German Government’s Budget Plan Draws Criticism from Opposition for Omitting Electricity Tax Cut
The opposition in the German parliament has voiced strong disapproval over the government’s decision to omit the planned reduction in the electricity tax for consumers in its new budget plan. The black-red federal government, led by Finance Minister Lars Klingbeil, had initially promised to lower the tax, but ultimately failed to do so.
Tilman Kuban, a CDU politician, expressed his disappointment, stating that the government’s promise was broken and that the parliament now has the responsibility to correct the mistake made by the finance ministry. He suggested that the government should find alternative ways to fund the reduction in the electricity tax, such as significantly cutting back on other areas of the budget.
Kuban argued that the reduction in the electricity tax would not only benefit consumers but also the environment, as it would lead to a decrease in the demand for subsidies for heat pumps. He emphasized the need for tax relief in Germany, as the country requires economic growth.

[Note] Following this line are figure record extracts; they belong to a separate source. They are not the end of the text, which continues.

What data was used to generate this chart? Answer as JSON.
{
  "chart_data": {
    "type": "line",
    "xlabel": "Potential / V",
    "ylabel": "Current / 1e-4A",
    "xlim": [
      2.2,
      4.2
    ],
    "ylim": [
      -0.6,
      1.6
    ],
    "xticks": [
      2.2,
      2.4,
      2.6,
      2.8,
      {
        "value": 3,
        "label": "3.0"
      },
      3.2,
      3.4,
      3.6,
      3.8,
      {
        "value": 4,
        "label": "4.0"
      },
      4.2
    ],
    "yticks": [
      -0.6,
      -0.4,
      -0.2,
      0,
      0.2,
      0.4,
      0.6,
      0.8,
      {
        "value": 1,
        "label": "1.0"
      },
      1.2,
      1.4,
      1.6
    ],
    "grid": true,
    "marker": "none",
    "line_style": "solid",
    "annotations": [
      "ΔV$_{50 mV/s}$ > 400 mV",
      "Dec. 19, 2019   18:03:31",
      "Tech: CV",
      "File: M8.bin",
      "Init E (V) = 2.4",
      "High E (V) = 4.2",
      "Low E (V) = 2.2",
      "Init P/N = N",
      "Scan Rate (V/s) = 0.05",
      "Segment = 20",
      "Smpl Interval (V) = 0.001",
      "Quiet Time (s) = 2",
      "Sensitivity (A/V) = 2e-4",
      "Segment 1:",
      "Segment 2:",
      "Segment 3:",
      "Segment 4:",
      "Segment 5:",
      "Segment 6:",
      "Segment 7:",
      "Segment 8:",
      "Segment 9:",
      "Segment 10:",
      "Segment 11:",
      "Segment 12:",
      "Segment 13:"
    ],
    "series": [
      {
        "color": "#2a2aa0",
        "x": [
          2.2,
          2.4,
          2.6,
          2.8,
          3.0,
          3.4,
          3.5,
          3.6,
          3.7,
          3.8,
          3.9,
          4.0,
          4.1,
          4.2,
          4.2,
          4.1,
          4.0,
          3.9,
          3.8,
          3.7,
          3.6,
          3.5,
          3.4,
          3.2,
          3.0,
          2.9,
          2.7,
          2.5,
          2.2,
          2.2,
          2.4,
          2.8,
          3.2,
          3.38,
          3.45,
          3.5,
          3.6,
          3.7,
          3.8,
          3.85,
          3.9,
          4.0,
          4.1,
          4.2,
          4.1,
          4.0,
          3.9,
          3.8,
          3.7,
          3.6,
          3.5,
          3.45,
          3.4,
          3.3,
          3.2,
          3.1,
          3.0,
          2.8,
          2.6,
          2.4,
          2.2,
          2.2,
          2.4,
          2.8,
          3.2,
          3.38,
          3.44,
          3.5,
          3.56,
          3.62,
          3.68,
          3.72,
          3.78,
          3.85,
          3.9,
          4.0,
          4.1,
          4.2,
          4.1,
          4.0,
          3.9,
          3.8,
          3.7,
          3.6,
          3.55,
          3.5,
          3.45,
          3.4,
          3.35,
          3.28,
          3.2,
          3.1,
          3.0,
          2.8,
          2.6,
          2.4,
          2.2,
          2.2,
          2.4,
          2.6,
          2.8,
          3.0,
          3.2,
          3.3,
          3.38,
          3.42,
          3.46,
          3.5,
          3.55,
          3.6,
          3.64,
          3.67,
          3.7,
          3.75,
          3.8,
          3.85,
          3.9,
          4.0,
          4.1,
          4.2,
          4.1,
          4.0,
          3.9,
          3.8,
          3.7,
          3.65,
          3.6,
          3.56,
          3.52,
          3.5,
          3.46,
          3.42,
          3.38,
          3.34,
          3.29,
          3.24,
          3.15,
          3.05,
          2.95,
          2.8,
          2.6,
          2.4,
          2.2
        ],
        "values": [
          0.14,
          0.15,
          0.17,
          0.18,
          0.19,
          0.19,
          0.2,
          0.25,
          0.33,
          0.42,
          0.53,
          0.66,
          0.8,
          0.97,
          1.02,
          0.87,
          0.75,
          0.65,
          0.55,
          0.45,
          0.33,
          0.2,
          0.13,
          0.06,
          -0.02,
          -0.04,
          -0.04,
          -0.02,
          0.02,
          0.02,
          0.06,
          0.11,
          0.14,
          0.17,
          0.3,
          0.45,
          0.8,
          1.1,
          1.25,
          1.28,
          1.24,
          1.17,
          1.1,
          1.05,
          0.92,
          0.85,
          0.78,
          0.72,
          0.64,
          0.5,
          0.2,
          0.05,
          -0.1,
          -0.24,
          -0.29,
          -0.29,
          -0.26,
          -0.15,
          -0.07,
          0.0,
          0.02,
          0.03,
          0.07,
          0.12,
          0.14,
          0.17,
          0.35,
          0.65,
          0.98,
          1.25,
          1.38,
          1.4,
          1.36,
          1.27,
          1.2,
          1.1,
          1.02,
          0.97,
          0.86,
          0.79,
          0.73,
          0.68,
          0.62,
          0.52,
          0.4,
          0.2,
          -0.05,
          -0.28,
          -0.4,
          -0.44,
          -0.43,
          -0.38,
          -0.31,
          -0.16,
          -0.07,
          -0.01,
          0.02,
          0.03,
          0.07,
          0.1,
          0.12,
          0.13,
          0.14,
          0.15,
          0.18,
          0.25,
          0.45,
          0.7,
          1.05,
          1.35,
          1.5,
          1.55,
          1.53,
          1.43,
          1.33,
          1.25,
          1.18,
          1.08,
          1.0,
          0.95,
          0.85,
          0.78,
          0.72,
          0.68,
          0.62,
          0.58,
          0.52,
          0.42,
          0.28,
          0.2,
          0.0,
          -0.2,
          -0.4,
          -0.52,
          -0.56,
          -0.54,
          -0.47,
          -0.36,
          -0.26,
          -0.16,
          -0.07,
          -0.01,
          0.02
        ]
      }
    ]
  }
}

The government’s decision to abandon the planned reduction in the electricity tax for all consumers has been justified by Economy Minister Katherina Reiche, who stated that the coalition agreement had to be adjusted to reflect the government’s financial capabilities and reality. The initial plan had allocated around 15 billion euros for the reduction in the electricity tax, but the revised budget no longer includes this provision.